I am trying to configure an alert which fires whenever the slope of this queue is not negative. How would I do that?
I saw this post before which uses the diff() operator in the expression but that approach doesn’t seem possible anymore in Grafana 9 (I can’t make the query a range, I can only select the series “A”)
I do not think the built in math functions in Grafana allow one to alert on the rate of change (slope) of a time series. Best to go to the tools offered by your datasource.
You can use a time offset to get the change in queue size over a time window. Many of the standard Grafana functions will assume the DLQ count metric is a counter, rather than a gauge, and so will assume a reduction is queue size is simply a reset of the counter. As counters theoretically only go up but in practice get reset (eg. software restarts), this will give results that can be extremely inaccurate.

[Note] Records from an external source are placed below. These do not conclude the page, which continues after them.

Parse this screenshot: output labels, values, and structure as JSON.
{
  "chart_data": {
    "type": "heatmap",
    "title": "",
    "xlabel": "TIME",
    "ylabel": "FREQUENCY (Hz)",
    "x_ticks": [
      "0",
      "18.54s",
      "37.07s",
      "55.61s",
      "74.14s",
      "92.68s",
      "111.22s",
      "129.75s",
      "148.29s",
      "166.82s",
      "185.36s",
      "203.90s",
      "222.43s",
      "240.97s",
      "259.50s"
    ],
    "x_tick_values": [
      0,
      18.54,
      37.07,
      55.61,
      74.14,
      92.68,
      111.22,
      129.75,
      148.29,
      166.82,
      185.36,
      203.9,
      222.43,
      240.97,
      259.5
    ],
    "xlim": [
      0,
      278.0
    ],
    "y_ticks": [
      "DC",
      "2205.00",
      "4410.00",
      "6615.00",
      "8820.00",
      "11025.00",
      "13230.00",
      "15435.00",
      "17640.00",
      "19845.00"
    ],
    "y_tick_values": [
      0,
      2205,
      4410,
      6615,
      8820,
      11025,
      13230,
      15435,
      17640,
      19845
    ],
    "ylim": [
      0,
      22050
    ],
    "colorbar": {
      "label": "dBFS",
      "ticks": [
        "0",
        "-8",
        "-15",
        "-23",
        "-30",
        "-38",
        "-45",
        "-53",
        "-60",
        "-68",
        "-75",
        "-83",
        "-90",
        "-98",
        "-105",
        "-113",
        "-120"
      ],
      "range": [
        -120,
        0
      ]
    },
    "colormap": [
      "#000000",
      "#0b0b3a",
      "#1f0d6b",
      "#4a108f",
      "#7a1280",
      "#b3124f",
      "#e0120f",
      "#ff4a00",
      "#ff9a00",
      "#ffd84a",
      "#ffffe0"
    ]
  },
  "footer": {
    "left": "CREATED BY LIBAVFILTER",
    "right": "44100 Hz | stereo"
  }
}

For an alert that has a positive slope over a 10m window, you would write an expression such as:
(dlq-count - dlq-count offset 10m) > 0
You can make the alert percentage-based by dividing by the current queue size. This example would alert if the queue size increases by more than 1% over a 10min time window.
If you have an acceptable failure rate (eg. 0.01%), this could be extended to become an error rate alert by calculating the current error rate. This requires knowing how many successful messages were processed as well. This can be useful to set multiple alert with different priorities (eg. P1, P2, etc) based on the error rate, so you know how fast you should intervene, if at all.